BCR/ABL-mediated downregulation of genes implicated in cell adhesion and motility leads

The mechanism underlying p210(BCR/ABL) oncoprotein-mediated transformation in chronic myelogenous leukemia (CML) is not fully understood. We hypothesized that p210(BCR/ABL) suppresses expression of genes which may explain at least some of the pathogenetic features of CML. A subtractive cDNA library was created between BCR/ABL-enhanced-green-fluorescent-protein (GFP)-transduced umbilical cord blood (UCB) CD34(+) cells and GFP-transduced UCB CD34(+) cells to identify genes whose expression is downregulated by p210(BCR/ABL). At least 100 genes were identified.
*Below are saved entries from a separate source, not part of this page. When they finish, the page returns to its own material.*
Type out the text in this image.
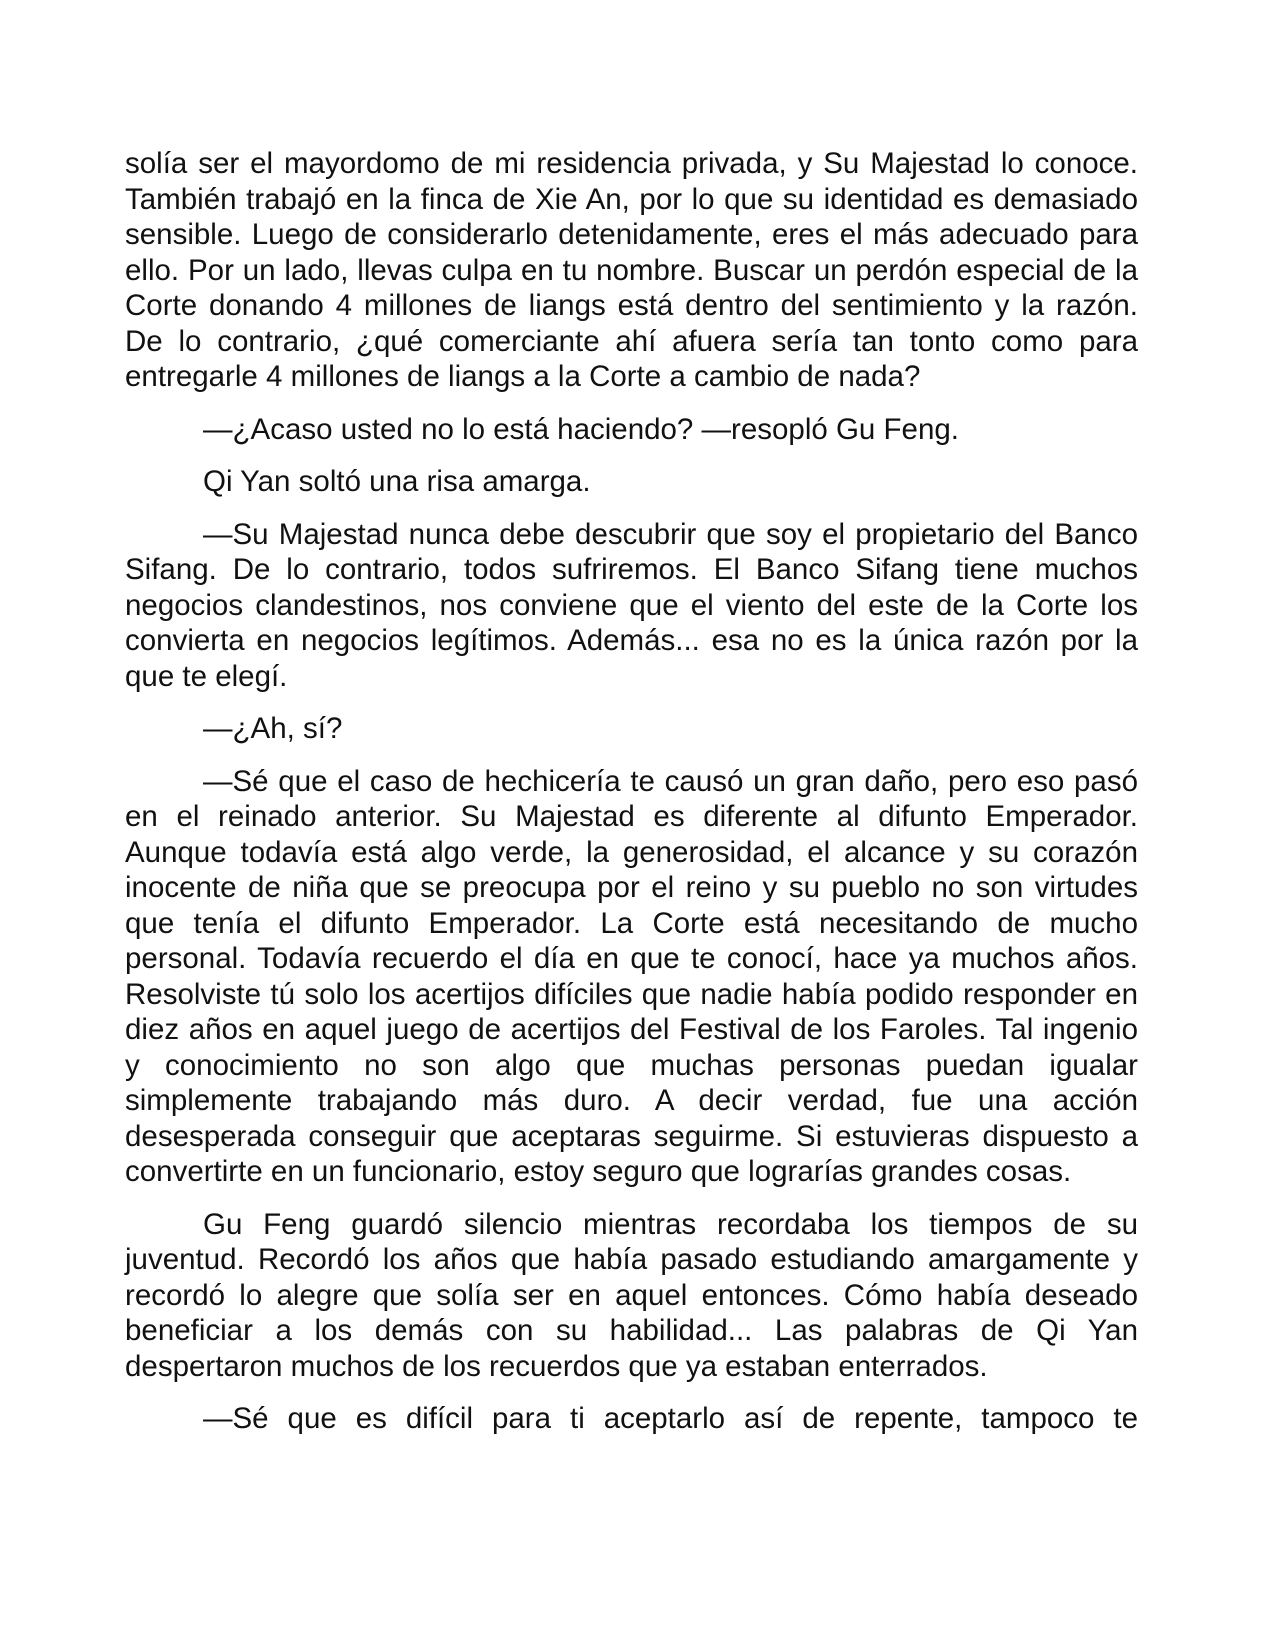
solía ser el mayordomo de mi residencia privada, y Su Majestad lo conoce. También trabajó en la finca de Xie An, por lo que su identidad es demasiado sensible. Luego de considerarlo detenidamente, eres el más adecuado para ello. Por un lado, llevas culpa en tu nombre. Buscar un perdón especial de la Corte donando 4 millones de liangs está dentro del sentimiento y la razón. De lo contrario, ¿qué comerciante ahí afuera sería tan tonto como para entregarle 4 millones de liangs a la Corte a cambio de nada?

—¿Acaso usted no lo está haciendo? —resopló Gu Feng.

Qi Yan soltó una risa amarga.

—Su Majestad nunca debe descubrir que soy el propietario del Banco Sifang. De lo contrario, todos sufriremos. El Banco Sifang tiene muchos negocios clandestinos, nos conviene que el viento del este de la Corte los convierta en negocios legítimos. Además... esa no es la única razón por la que te elegí.

—¿Ah, sí?

—Sé que el caso de hechicería te causó un gran daño, pero eso pasó en el reinado anterior. Su Majestad es diferente al difunto Emperador. Aunque todavía está algo verde, la generosidad, el alcance y su corazón inocente de niña que se preocupa por el reino y su pueblo no son virtudes que tenía el difunto Emperador. La Corte está necesitando de mucho personal. Todavía recuerdo el día en que te conocí, hace ya muchos años. Resolviste tú solo los acertijos difíciles que nadie había podido responder en diez años en aquel juego de acertijos del Festival de los Faroles. Tal ingenio y conocimiento no son algo que muchas personas puedan igualar simplemente trabajando más duro. A decir verdad, fue una acción desesperada conseguir que aceptaras seguirme. Si estuvieras dispuesto a convertirte en un funcionario, estoy seguro que lograrías grandes cosas.

Gu Feng guardó silencio mientras recordaba los tiempos de su juventud. Recordó los años que había pasado estudiando amargamente y recordó lo alegre que solía ser en aquel entonces. Cómo había deseado beneficiar a los demás con su habilidad... Las palabras de Qi Yan despertaron muchos de los recuerdos que ya estaban enterrados.

—Sé que es difícil para ti aceptarlo así de repente, tampoco te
We have confirmed for eight of these genes that expression was suppressed by quantitative real-time-RT-PCR (Q-RT-PCR) of additional p210(BCR/ABL)-transduced CD34(+) UCB cells as well as primary early chronic phase (CP) bone marrow (BM) CML CD34(+) cells. Imatinib mesylate reversed downregulation of some genes, to approximately normal levels. Several of the genes are implicated in cell adhesion and motility, including L-selectin, intercellular adhesion molecule-1 (ICAM-1), and the chemokine receptor, CCR7, consistent with the known defect in adhesion and migration of CML cells. Compared with GFP UCB or normal (NL) BM CD34(+) cells, p210 UCB and CML CD34(+) cells migrated poorly towards the CCR7 ligands, CCL19 and CCL21, suggesting a possible role for CCR7 in the abnormal migratory behavior of CML CD34(+) cells.Leukemia advance online publication, 13 January 2005; doi:10.1038/sj.leu.2403626.